Children may not fully comprehend it when a loved one dies, but even if they do, they will not all feel and show their grief in the same way. When the death of a parent occurs, children will show grief depending on their age, how close they felt to the deceased, and also the support they receive.
Adults or the other parent can help grieving children heal by providing information, listening, caring and ensuring continuity of their normal activities, but there are more practical approaches.
Here are some things a surviving parent or other adults can do to help young grievers:
1. Use Clear Terms
To break the news of the death of a loved one or parent to a child, approach your child in a caring manner. Use words that are simple and direct. For example,
“I have some sad news to tell you. Mummy died today.”
Wait for a moment for your child to take in your words.
2. Listen And Comfort
As the days roll by and the loss of a parent becomes clearer, a child may cry, another might want to ask questions or some may just not react. All reactions are OK. Stay with them and provide reassurance. Listen to their questions and be generous with hugs and cuddles.
3. Encourage Expression
Encourage your kid to say what they are thinking and feeling in the days, weeks, and months following the loss. Talk about your own feelings-It helps kids be aware of and feel comfortable with theirs.
Say things like,
“I know you’re feeling very sad. I’m sad, too. We both loved mummy so much, and she loved us, too.
It is important to not halt or disrupt normal activities at home. By ensuring continuity of normal activities at home, school, or community, you help your child maintain balance and deal with their feelings in an organised way. Talk to your child’s teacher about the loss as soon as you can so they can provide extra support for him/her.
5. Care And Provide Answers
Your grieving child may be acting cool but may have conflicting thoughts on his mind. They are also likely to have questions that they might not ask you, including: ‘who will look after me?’, ‘what if I get sick?, ‘did I cause my parent to die?’
The death of a parent can shake a child’s believe in a safe place or it can cause them to feel some guilt, as though something they did or did not do may have contributed or caused the death of the deceased parent.

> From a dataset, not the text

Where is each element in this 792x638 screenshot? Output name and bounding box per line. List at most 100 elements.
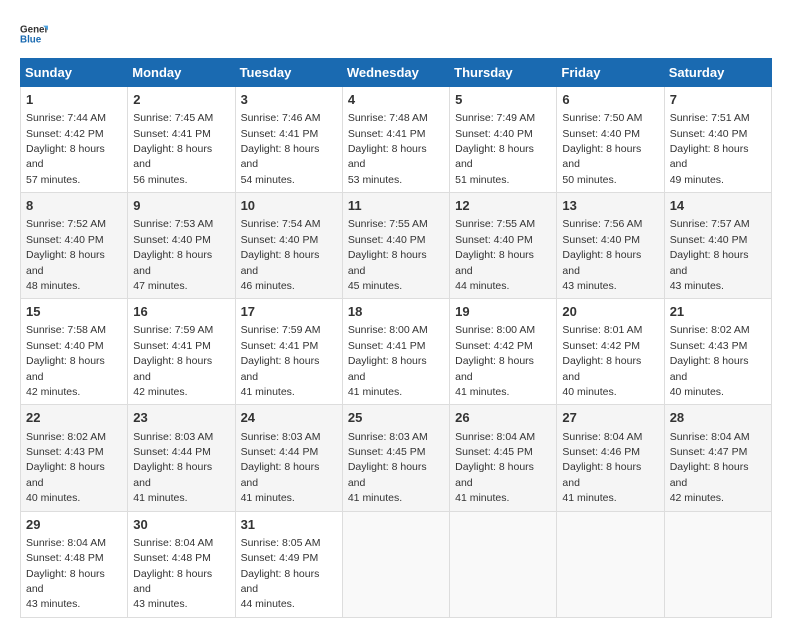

Even when these concerns are not voiced, it is important to provide answers and reassurance to grieving children of their care and allay their fears for the future.
6. Be Honest
If the death of a parent will affect your child’s life in some way, do well to explain to them how. If a aunt or uncle is going to be picking them up from school or they need to stay with that aunt or uncle for some weeks, explain to them, you could say;
I need to make some arrangements for the family, that means you will be staying with Uncle X, so you can be with your cousins.
7. Talk About Funerals And Rituals
Talk to your child ahead of the funeral. What it will look like and the rituals involved. You could say for example,
“Lots of people who loved mummy will be there. We will sing, pray, and talk about mum’s life.
People might cry and hug, and say things like, ‘I’m sorry for your loss,’ or, ‘My condolences.’
Those are polite and kind things to say to the family at a funeral. We can say, ‘Thank you,’ or, ‘Thanks for coming.’ You can stay near me and hold my hand if you want.”
8. Give your Child Time To Heal
Grief is a process, so provide the comfort your child needs without dwelling on the sad feelings. After a few minutes of talking and listening, move over to some other activities. Be sure to have ongoing conversations over a period of time and help your child heal by retaining fond memories of the departed parent that can promote healing and moving on.
When Should You Consider Therapy?
It may become necessary to put your child through therapy if they show signs of aggression, withdrawal, difficulties with talking and at academic reversals, sleeping an eating problems, headaches or other physical symptoms.
A therapist or counselor may suggest you have with your older child and adolescent so you can all be a part of the session together, while younger kids can benefit from play therapy.